Al-Azemi had his best run of 2007 at the Tsiklitiria meet, running 1:44.55 min, and also won the 800 m at the Bislett Games. He missed the Asian Championships that year, but again reached the semi-finals on the global stage, although he finished last in his race at the 2007 World Championships in Athletics. He gave a national indoor and Games record performance at the 2007 Asian Indoor Games to win his first title at Asian-level competition. After running 1:45.79 min in Casablanca in June 2008 and was chosen to compete at the 2008 Beijing Olympics. He reached the Olympic 800 m semi-finals, but was again last in his race on the world stage.

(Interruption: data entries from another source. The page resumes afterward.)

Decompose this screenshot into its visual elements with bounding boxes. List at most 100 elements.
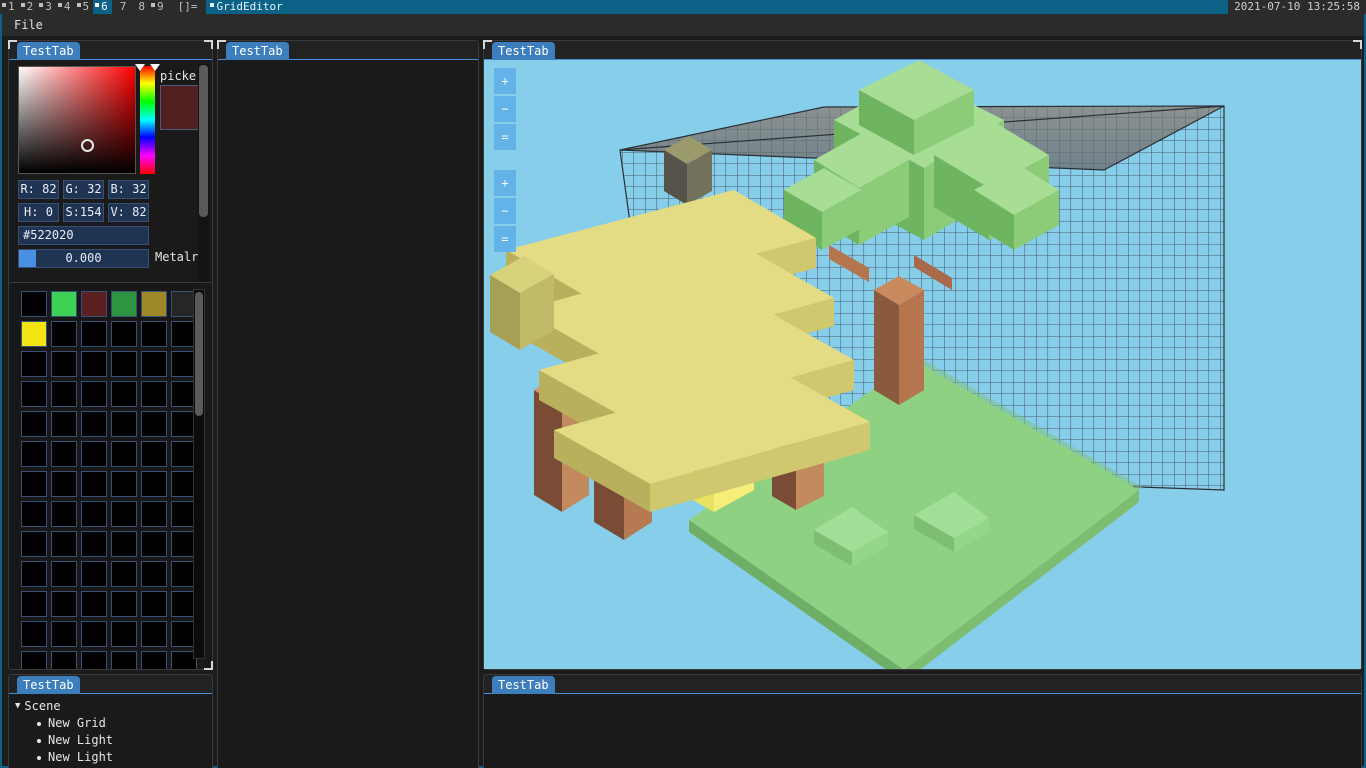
palette-swatch[interactable] bbox=[111, 561, 137, 587]
green-field[interactable]: G: 32 bbox=[63, 180, 104, 199]
palette-scrollbar[interactable] bbox=[193, 289, 205, 659]
palette-swatch[interactable] bbox=[81, 381, 107, 407]
palette-swatch[interactable] bbox=[81, 561, 107, 587]
palette-swatch[interactable] bbox=[51, 441, 77, 467]
palette-swatch[interactable] bbox=[21, 471, 47, 497]
workspace-list[interactable]: 123456789 bbox=[0, 0, 168, 14]
palette-swatch[interactable] bbox=[51, 621, 77, 647]
palette-swatch[interactable] bbox=[141, 471, 167, 497]
palette-swatch[interactable] bbox=[81, 591, 107, 617]
palette-swatch[interactable] bbox=[21, 411, 47, 437]
workspace-7[interactable]: 7 bbox=[111, 0, 131, 14]
tree-item[interactable]: New Grid bbox=[15, 715, 212, 732]
3d-viewport[interactable]: + − = + − = bbox=[484, 60, 1361, 669]
tab-viewport[interactable]: TestTab bbox=[492, 42, 555, 60]
color-preview-swatch[interactable] bbox=[160, 85, 200, 130]
palette-swatch[interactable] bbox=[81, 321, 107, 347]
palette-swatch[interactable] bbox=[81, 411, 107, 437]
red-field[interactable]: R: 82 bbox=[18, 180, 59, 199]
workspace-3[interactable]: 3 bbox=[37, 0, 56, 14]
palette-swatch[interactable] bbox=[141, 651, 167, 669]
workspace-2[interactable]: 2 bbox=[18, 0, 38, 14]
blue-field[interactable]: B: 32 bbox=[108, 180, 149, 199]
workspace-5[interactable]: 5 bbox=[74, 0, 94, 14]
grid-out-button[interactable]: − bbox=[494, 198, 516, 224]
palette-swatch[interactable] bbox=[81, 531, 107, 557]
palette-swatch[interactable] bbox=[111, 441, 137, 467]
palette-swatch[interactable] bbox=[111, 591, 137, 617]
picker-scrollbar-thumb[interactable] bbox=[199, 65, 208, 217]
palette-swatch[interactable] bbox=[141, 621, 167, 647]
zoom-out-button[interactable]: − bbox=[494, 96, 516, 122]
palette-swatch[interactable] bbox=[141, 501, 167, 527]
zoom-reset-button[interactable]: = bbox=[494, 124, 516, 150]
metalness-slider[interactable]: 0.000 bbox=[18, 249, 149, 268]
palette-swatch[interactable] bbox=[81, 621, 107, 647]
scene-tree[interactable]: ▼ Scene New Grid New Light New Light bbox=[9, 694, 212, 766]
palette-swatch[interactable] bbox=[51, 321, 77, 347]
palette-swatch[interactable] bbox=[21, 291, 47, 317]
workspace-1[interactable]: 1 bbox=[0, 0, 19, 14]
palette-swatch[interactable] bbox=[51, 561, 77, 587]
palette-swatch[interactable] bbox=[111, 321, 137, 347]
palette-swatch[interactable] bbox=[141, 321, 167, 347]
tree-item[interactable]: New Light bbox=[15, 732, 212, 749]
tab-scene-tree[interactable]: TestTab bbox=[17, 676, 80, 694]
layout-indicator[interactable]: []= bbox=[167, 0, 206, 14]
tab-picker[interactable]: TestTab bbox=[17, 42, 80, 60]
palette-swatch[interactable] bbox=[81, 501, 107, 527]
palette-swatch[interactable] bbox=[51, 651, 77, 669]
palette-swatch[interactable] bbox=[51, 471, 77, 497]
palette-swatch[interactable] bbox=[141, 291, 167, 317]
palette-swatch[interactable] bbox=[111, 351, 137, 377]
expand-triangle-icon[interactable]: ▼ bbox=[15, 698, 20, 715]
palette-swatch[interactable] bbox=[111, 471, 137, 497]
palette-swatch[interactable] bbox=[51, 381, 77, 407]
palette-swatch[interactable] bbox=[111, 651, 137, 669]
palette-swatch[interactable] bbox=[81, 651, 107, 669]
palette-swatch[interactable] bbox=[141, 561, 167, 587]
palette-swatch[interactable] bbox=[111, 381, 137, 407]
palette-swatch[interactable] bbox=[21, 321, 47, 347]
tab-bottom[interactable]: TestTab bbox=[492, 676, 555, 694]
grid-reset-button[interactable]: = bbox=[494, 226, 516, 252]
workspace-9[interactable]: 9 bbox=[149, 0, 168, 14]
zoom-in-button[interactable]: + bbox=[494, 68, 516, 94]
palette-scrollbar-thumb[interactable] bbox=[195, 292, 203, 416]
palette-swatch[interactable] bbox=[81, 291, 107, 317]
palette-swatch[interactable] bbox=[21, 561, 47, 587]
palette-swatch[interactable] bbox=[141, 351, 167, 377]
palette-swatch[interactable] bbox=[21, 621, 47, 647]
tree-root-scene[interactable]: ▼ Scene bbox=[15, 698, 212, 715]
palette-swatch[interactable] bbox=[51, 291, 77, 317]
palette-swatch[interactable] bbox=[51, 411, 77, 437]
palette-swatch[interactable] bbox=[81, 441, 107, 467]
saturation-value-box[interactable] bbox=[18, 66, 136, 174]
palette-swatch[interactable] bbox=[141, 381, 167, 407]
workspace-4[interactable]: 4 bbox=[55, 0, 75, 14]
palette-swatch[interactable] bbox=[21, 441, 47, 467]
value-field[interactable]: V: 82 bbox=[108, 203, 149, 222]
tab-light-properties[interactable]: TestTab bbox=[226, 42, 289, 60]
palette-swatch[interactable] bbox=[141, 411, 167, 437]
palette-swatch[interactable] bbox=[81, 351, 107, 377]
palette-swatch[interactable] bbox=[21, 651, 47, 669]
tree-item[interactable]: New Light bbox=[15, 749, 212, 766]
palette-grid[interactable] bbox=[21, 291, 197, 669]
palette-swatch[interactable] bbox=[21, 531, 47, 557]
palette-swatch[interactable] bbox=[21, 501, 47, 527]
palette-swatch[interactable] bbox=[111, 291, 137, 317]
palette-swatch[interactable] bbox=[21, 591, 47, 617]
workspace-8[interactable]: 8 bbox=[130, 0, 149, 14]
sv-cursor-icon[interactable] bbox=[81, 139, 94, 152]
hex-field[interactable]: #522020 bbox=[18, 226, 149, 245]
menu-item-file[interactable]: File bbox=[2, 15, 53, 35]
palette-swatch[interactable] bbox=[51, 351, 77, 377]
palette-swatch[interactable] bbox=[111, 621, 137, 647]
palette-swatch[interactable] bbox=[141, 531, 167, 557]
saturation-field[interactable]: S:154 bbox=[63, 203, 104, 222]
palette-swatch[interactable] bbox=[21, 351, 47, 377]
palette-swatch[interactable] bbox=[51, 531, 77, 557]
palette-swatch[interactable] bbox=[21, 381, 47, 407]
palette-swatch[interactable] bbox=[111, 411, 137, 437]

In 2009, he won the Gulf and Kuwaiti 800 m titles and had a series of wins on the Asian Athletics Grand Prix circuit. On his third consecutive appearance at the World Championships, he was ousted in the heats stage. He was second at the 2009 Arab Athletics Championships and in November he went on to claim the silver medal at the 2009 Asian Indoor Games in an indoor Kuwaiti record of 1:48.93 minutes. The Asian Indoor winner Sajjad Moradi also left Al-Azemi in the runner-up spot at the 2009 Asian Athletics Championships in Guangzhou. In Moradi's absence, however, he won the gold medal at the 2010 Asian Indoor Athletics Championships. This gained him a berth for the 2010 IAAF World Indoor Championships, but he was eliminated in the first round. He attempted to reach the podium at the 2010 Asian Games, but was in poor form and ended up in sixth.

At the 2011 Asian Athletics Championships, he beat regional rival Sajjad Moradi in both the 800 m and the 1500 metres events to complete an Asian title double.

At the 2012 Summer Olympics, he was disqualified for obstructing Marcin Lewandowski in the first heat of the men's 800 metres.